しかし寝ていて熱いと感じたことはまったくありませんでした。
それでも床暖房のある部屋に布団を敷くと暑いと感じるという情報はありますから、暑く感じた人がいるのは事実だとは思いますが・・・。
そこで考えたのですが、布団を敷いて暑く感じる床暖房は、以下のものである可能性があります。
・部分的な床暖房の場合
・床暖房の設定温度が高い場合
部分的な床暖房の場合は、そこに布団を敷くと暑く感じることはあるでしょう。床暖房のある部分が暖かいだけで、部屋の室温も温めてくれるわけではありません。

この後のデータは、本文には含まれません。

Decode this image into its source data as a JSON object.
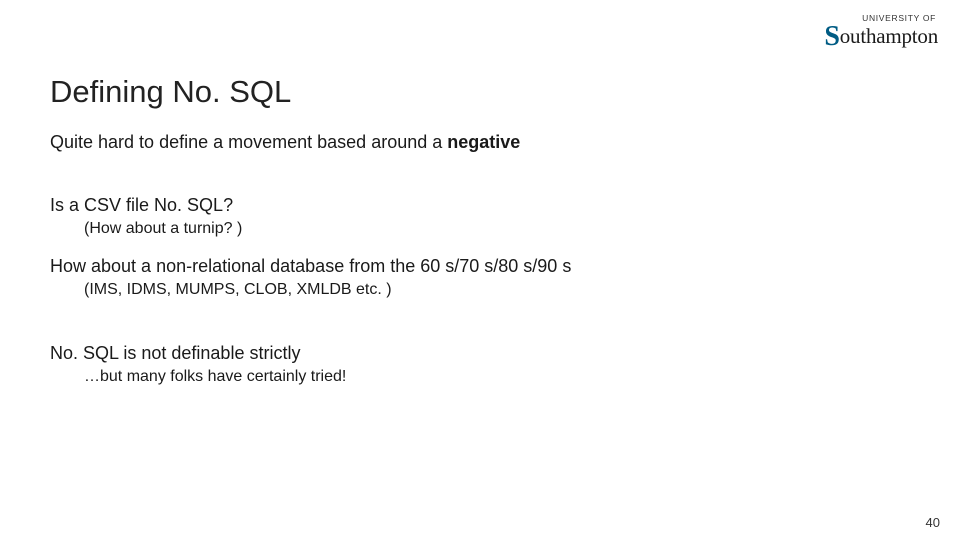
{
  "logo": {
    "pretitle": "UNIVERSITY OF",
    "name_rest": "outhampton"
  },
  "title": "Defining No. SQL",
  "lines": {
    "intro_pre": "Quite hard to define a movement based around a ",
    "intro_bold": "negative",
    "csv_q": "Is a CSV file No. SQL?",
    "turnip": "(How about a turnip? )",
    "nonrel": "How about a non-relational database from the 60 s/70 s/80 s/90 s",
    "examples": "(IMS, IDMS, MUMPS, CLOB, XMLDB etc. )",
    "notdef": "No. SQL is not definable strictly",
    "tried": "…but many folks have certainly tried!"
  },
  "page_number": "40"
}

部屋の温度が低いので、床暖房のある床も、室温によって冷やされます。そのため部分的な床暖房の床は、温度をたくさん上げようとしています。もし布団を敷いて床の放熱が遮られたら、暑く感じるというわけです。
この場合は設定温度が高くなっている場合、特に暑く感じると思われます。
一条工務店の家のように、全館床暖房の場合でも、設定温度が非常に高いと、床に布団を敷くと暑く感じるかもしれません。一条工務店の床暖房は、床暖房された場所がほんのりと温かい感じで、暑いという感じはありません。
ほとんどの場合は床暖房の利いた床にじかに寝ころんでも、暑く感じることはないでしょう。
床が暑いと感じるほどの設定になっている場合は、その床に布団を敷いて寝れば、とうぜん暑く感じるようになります。
これらを総合的に考えてみると、日ごろから床が暑いと感じるほどに床暖房を利かせている場合は、布団を敷くと暑く感じるのでしょう。
もし床が暑いと感じない場合は、当たり前のことですが、布団を敷いても暑くはなりません。
一条工務店の全館床暖房で、床に直接布団を敷いて寝た場合、本当は暑く感じないことが多いのだと思います。
暑いと言う場合は、床暖房の設定温度が高すぎる可能性があります。そうでなければ実際は床に直接布団を敷いて寝たことがないのに、暑いというイメージで「暑い」と言い切っている場合があるかもしれません。
布団を敷くと寒くなる
ところで部屋に布団を一面に敷いた場合や、部屋全体にジョイントマットを敷いた場合は、室温が低くなることをご存じでしょうか?
わが家では、親子の寝室には布団を敷き詰めています。
床のほぼ全体が、布団とジョイントマットになっています。この部屋に入ると、ひんやりするのです。
寒いので床暖房の設定を上げました。それでも寒いので、設定温度が32℃にまで上げることになりました。
なぜこんな現象が起きるのでしょうか?
考えてみれば、これは当然のことです。一条工務店の床暖房は、床の中を通る循環水の温度を管理しています。循環水の温度が設定よりも下がれば、上げようとします。設定よりも上がれば、循環水を温めるのをストップします。
循環水の這っている床は、室内の空気によって冷やされます。つまり床の温度(循環水の温度)は、室内の空気中に放熱するのです。
この放熱は、床に布団を敷いたことで遮られます。このため布団の下の床が温かくなるので、循環水を温めなくなるのです。
このようなメカニズムで、床暖房冷却水への加温が少なくなります。そのため部屋が寒くなるのです。
これはジョイントマットを敷き詰めた場合も同様です。
床暖房対応のマット
床暖房対応のマットは、床温度で自動的に加熱を調整できない床暖房システムのためにあるものです。そのような床暖房は、マットなどが床の上に乗ることで床からの放熱が遮られてかなりの温度になった時にも、溶けたり変質したりしないものです。
暑さを遮ってくれる性能を持っているわけではない物もあります。
自動で温度を調整してくれる床暖房の場合は、温度が上がりすぎることはありません。その場合は床暖房対応のマットは必要ないことが多いのです。
床暖房の種類を考え、また本当に必要なのかを見極めて、床暖房対応のマット使用をすることをおすすめします。
ちなみにわが家では床暖房対応マットは使用していませんが、暑く感じることもなく、快適に寝ています。